Bringing the Beatles home wasn't so easy. We didn't have a stereo, just a Philco that played my mom and dad's 78s. The Beatles spun at 45 and 33 rpm. But we wouldn't shut up about the depravation of living in a Beatle-less household. Eventually, my dad caved and bought a portable stereo and an aluminum stand so we could roll it to whichever room he wasn't in.
He sprang for one album, "Meet the Beatles." And my brother and I got busy trying to make him regret both decisions, either playing that album incessantly or arguing just as loud and long over which song was the best or which Beatle we'd rather be.
Dad by then had most likely begun to wonder if he should have encouraged us to become plate spinners.

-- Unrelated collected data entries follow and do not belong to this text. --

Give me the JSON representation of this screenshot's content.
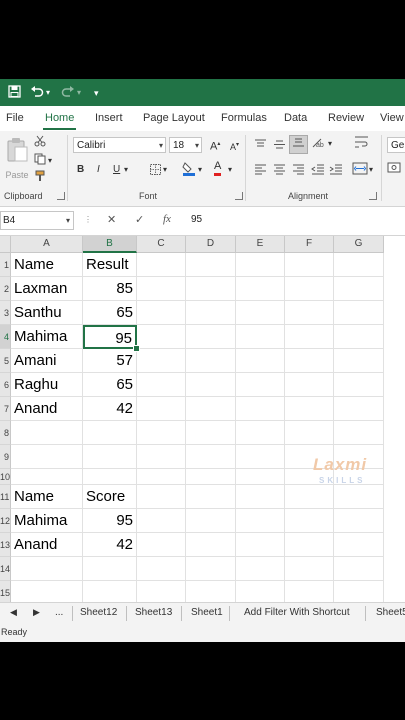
{
  "quick_access": {
    "save_icon": "save-icon",
    "undo_icon": "undo-icon",
    "redo_icon": "redo-icon",
    "customize": "▾"
  },
  "ribbon_tabs": [
    "File",
    "Home",
    "Insert",
    "Page Layout",
    "Formulas",
    "Data",
    "Review",
    "View"
  ],
  "active_tab": "Home",
  "ribbon": {
    "paste_label": "Paste",
    "clipboard_label": "Clipboard",
    "font_label": "Font",
    "alignment_label": "Alignment",
    "font_name": "Calibri",
    "font_size": "18",
    "bold": "B",
    "italic": "I",
    "underline": "U",
    "grow_font": "A",
    "shrink_font": "A",
    "font_color": "A",
    "number_format_partial": "Ge"
  },
  "formula_bar": {
    "name_box": "B4",
    "cancel": "✕",
    "enter": "✓",
    "function": "fx",
    "value": "95"
  },
  "columns": [
    "A",
    "B",
    "C",
    "D",
    "E",
    "F",
    "G"
  ],
  "rows": [
    "1",
    "2",
    "3",
    "4",
    "5",
    "6",
    "7",
    "8",
    "9",
    "10",
    "11",
    "12",
    "13",
    "14",
    "15"
  ],
  "cells": {
    "A1": "Name",
    "B1": "Result",
    "A2": "Laxman",
    "B2": "85",
    "A3": "Santhu",
    "B3": "65",
    "A4": "Mahima",
    "B4": "95",
    "A5": "Amani",
    "B5": "57",
    "A6": "Raghu",
    "B6": "65",
    "A7": "Anand",
    "B7": "42",
    "A11": "Name",
    "B11": "Score",
    "A12": "Mahima",
    "B12": "95",
    "A13": "Anand",
    "B13": "42"
  },
  "active_cell": "B4",
  "watermark": {
    "top": "Laxmi",
    "bottom": "SKILLS"
  },
  "sheet_tabs": [
    "...",
    "Sheet12",
    "Sheet13",
    "Sheet1",
    "Add Filter With Shortcut",
    "Sheet5"
  ],
  "status": "Ready",
  "colors": {
    "excel_green": "#217346",
    "ribbon_bg": "#f3f3f3"
  }
}
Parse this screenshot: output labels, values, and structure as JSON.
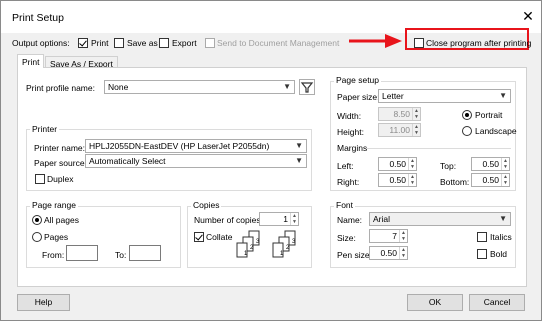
{
  "window": {
    "title": "Print Setup",
    "close_glyph": "✕"
  },
  "output_options": {
    "label": "Output options:",
    "print": {
      "label": "Print",
      "checked": true
    },
    "save_as": {
      "label": "Save as",
      "checked": false
    },
    "export": {
      "label": "Export",
      "checked": false
    },
    "send_to_dm": {
      "label": "Send to Document Management",
      "checked": false,
      "enabled": false
    },
    "close_after_printing": {
      "label": "Close program after printing",
      "checked": false
    }
  },
  "tabs": [
    {
      "label": "Print",
      "active": true
    },
    {
      "label": "Save As / Export",
      "active": false
    }
  ],
  "print_profile": {
    "label": "Print profile name:",
    "value": "None",
    "filter_icon": "filter-icon"
  },
  "printer": {
    "group_title": "Printer",
    "name_label": "Printer name:",
    "name_value": "HPLJ2055DN-EastDEV (HP LaserJet P2055dn)",
    "source_label": "Paper source:",
    "source_value": "Automatically Select",
    "duplex_label": "Duplex"
  },
  "page_range": {
    "group_title": "Page range",
    "all_pages_label": "All pages",
    "pages_label": "Pages",
    "from_label": "From:",
    "to_label": "To:"
  },
  "copies": {
    "group_title": "Copies",
    "number_label": "Number of copies:",
    "number_value": "1",
    "collate_label": "Collate",
    "collate_checked": true,
    "collate_numbers": [
      "1",
      "2",
      "3"
    ]
  },
  "page_setup": {
    "group_title": "Page setup",
    "paper_size_label": "Paper size:",
    "paper_size_value": "Letter",
    "width_label": "Width:",
    "width_value": "8.50",
    "height_label": "Height:",
    "height_value": "11.00",
    "portrait_label": "Portrait",
    "landscape_label": "Landscape",
    "orientation": "Portrait",
    "margins_title": "Margins",
    "left_label": "Left:",
    "left_value": "0.50",
    "top_label": "Top:",
    "top_value": "0.50",
    "right_label": "Right:",
    "right_value": "0.50",
    "bottom_label": "Bottom:",
    "bottom_value": "0.50"
  },
  "font": {
    "group_title": "Font",
    "name_label": "Name:",
    "name_value": "Arial",
    "size_label": "Size:",
    "size_value": "7",
    "pen_size_label": "Pen size:",
    "pen_size_value": "0.50",
    "italics_label": "Italics",
    "bold_label": "Bold"
  },
  "buttons": {
    "help": "Help",
    "ok": "OK",
    "cancel": "Cancel"
  },
  "annotation": {
    "arrow_color": "#e8141b",
    "highlight_color": "#e8141b"
  }
}
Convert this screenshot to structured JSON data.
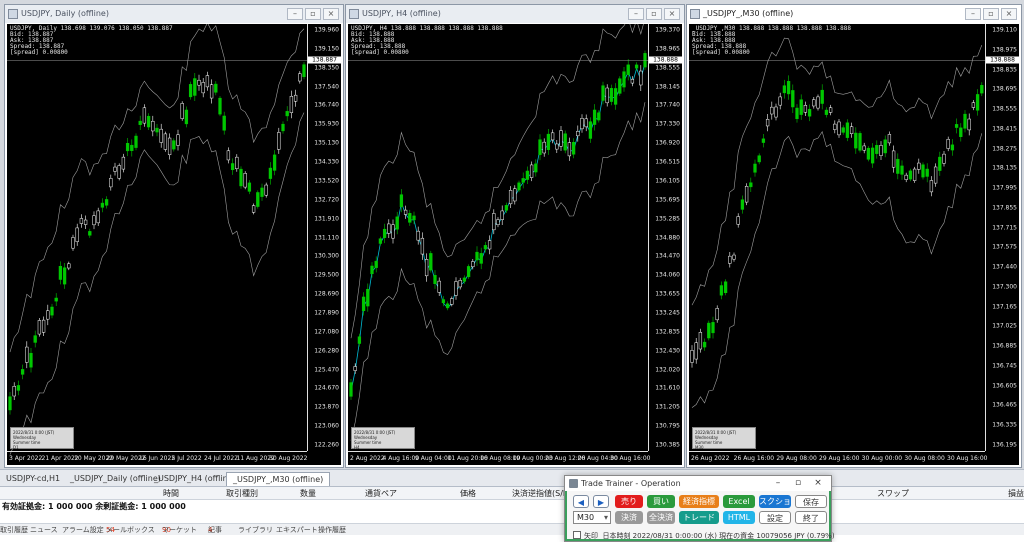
{
  "charts": [
    {
      "title": "USDJPY, Daily (offline)",
      "ohlc": "USDJPY, Daily  138.698 139.076 138.050 138.887",
      "info": [
        "Bid: 138.887",
        "Ask: 138.887",
        "Spread: 138.887",
        "[spread] 0.00800"
      ],
      "prices": [
        "139.960",
        "139.150",
        "138.350",
        "137.540",
        "136.740",
        "135.930",
        "135.130",
        "134.330",
        "133.520",
        "132.720",
        "131.910",
        "131.110",
        "130.300",
        "129.500",
        "128.690",
        "127.890",
        "127.080",
        "126.280",
        "125.470",
        "124.670",
        "123.870",
        "123.060",
        "122.260"
      ],
      "current_price": "138.887",
      "times": [
        "3 Apr 2022",
        "21 Apr 2022",
        "10 May 2022",
        "29 May 2022",
        "16 Jun 2022",
        "5 Jul 2022",
        "24 Jul 2022",
        "11 Aug 2022",
        "30 Aug 2022"
      ],
      "mini": [
        "2022/8/31 0:00 (JST)",
        "Wednesday",
        "Summer time",
        "D1"
      ]
    },
    {
      "title": "USDJPY, H4 (offline)",
      "ohlc": "USDJPY, H4  138.888 138.888 138.888 138.888",
      "info": [
        "Bid: 138.888",
        "Ask: 138.888",
        "Spread: 138.888",
        "[spread] 0.00800"
      ],
      "prices": [
        "139.370",
        "138.965",
        "138.555",
        "138.145",
        "137.740",
        "137.330",
        "136.920",
        "136.515",
        "136.105",
        "135.695",
        "135.285",
        "134.880",
        "134.470",
        "134.060",
        "133.655",
        "133.245",
        "132.835",
        "132.430",
        "132.020",
        "131.610",
        "131.205",
        "130.795",
        "130.385"
      ],
      "current_price": "138.888",
      "times": [
        "2 Aug 2022",
        "4 Aug 16:00",
        "9 Aug 04:00",
        "11 Aug 20:00",
        "16 Aug 08:00",
        "19 Aug 00:00",
        "23 Aug 12:00",
        "26 Aug 04:00",
        "30 Aug 16:00"
      ],
      "mini": [
        "2022/8/31 0:00 (JST)",
        "Wednesday",
        "Summer time",
        "H4"
      ]
    },
    {
      "title": "_USDJPY_,M30 (offline)",
      "ohlc": "_USDJPY_,M30  138.888 138.888 138.888 138.888",
      "info": [
        "Bid: 138.888",
        "Ask: 138.888",
        "Spread: 138.888",
        "[spread] 0.00800"
      ],
      "prices": [
        "139.110",
        "138.975",
        "138.835",
        "138.695",
        "138.555",
        "138.415",
        "138.275",
        "138.135",
        "137.995",
        "137.855",
        "137.715",
        "137.575",
        "137.440",
        "137.300",
        "137.165",
        "137.025",
        "136.885",
        "136.745",
        "136.605",
        "136.465",
        "136.335",
        "136.195"
      ],
      "current_price": "138.888",
      "times": [
        "26 Aug 2022",
        "26 Aug 16:00",
        "29 Aug 08:00",
        "29 Aug 16:00",
        "30 Aug 00:00",
        "30 Aug 08:00",
        "30 Aug 16:00"
      ],
      "mini": [
        "2022/8/31 0:00 (JST)",
        "Wednesday",
        "Summer time",
        "M30"
      ]
    }
  ],
  "tabs": [
    "USDJPY-cd,H1",
    "_USDJPY_Daily (offline)",
    "_USDJPY_H4 (offline)",
    "_USDJPY_,M30 (offline)"
  ],
  "terminal": {
    "headers": [
      "時間",
      "取引種別",
      "数量",
      "通貨ペア",
      "価格",
      "決済逆指値(S/L)",
      "スワップ",
      "損益"
    ],
    "balance": "有効証拠金: 1 000 000  余剰証拠金: 1 000 000"
  },
  "bottom_tabs": [
    {
      "label": "取引履歴",
      "count": ""
    },
    {
      "label": "ニュース",
      "count": ""
    },
    {
      "label": "アラーム設定",
      "count": ""
    },
    {
      "label": "メールボックス",
      "count": "54"
    },
    {
      "label": "マーケット",
      "count": "90"
    },
    {
      "label": "記事",
      "count": "4"
    },
    {
      "label": "ライブラリ",
      "count": ""
    },
    {
      "label": "エキスパート",
      "count": ""
    },
    {
      "label": "操作履歴",
      "count": ""
    }
  ],
  "dialog": {
    "title": "Trade Trainer - Operation",
    "prev": "◀",
    "next": "▶",
    "sell": "売り",
    "buy": "買い",
    "indicators": "経済指標",
    "excel": "Excel",
    "screenshot": "スクショ",
    "save": "保存",
    "timeframe": "M30",
    "settle": "決済",
    "settle_all": "全決済",
    "trade": "トレード",
    "html": "HTML",
    "settings": "設定",
    "exit": "終了",
    "arrow_label": "矢印",
    "status": "日本時刻 2022/08/31 0:00:00 (水)  現在の資金 10079056 JPY (0.79%)"
  },
  "colors": {
    "bull": "#00c800",
    "bear": "#ffffff",
    "band": "#a0a0a0",
    "ma": "#00bcd4"
  }
}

All this, in my usual bizarre thinking, is a tribute to George Martin, the record/recording producer who died Tuesday at 90. It's not that I doubt the Beatles would have made it without him -- although you could make that case since everyone in England had passed on them. Martin, the story goes, didn't think much of them either though he was intrigued by John Lennon and Paul McCartney's singing.
Martin, who had been producing comedy albums, baroque and chamber music, heard something in those vocals that he would refine into the Beatles' sound. And it was that sound that explains why two boys who had yet to hold a girl's hand much less whisper secrets into her ear would spend so much time listening to four young men sing about such holding and whispering. I in fact had yet to leave behind the "you've got (fill in with the girl you'd like to torment)'s germs and I've got shots" stage of social discourse.
Years later, I began to appreciate the words. But for the time being, it was that sound, their look and the bonus points for making girls faint that kept me sitting in front of that stereo.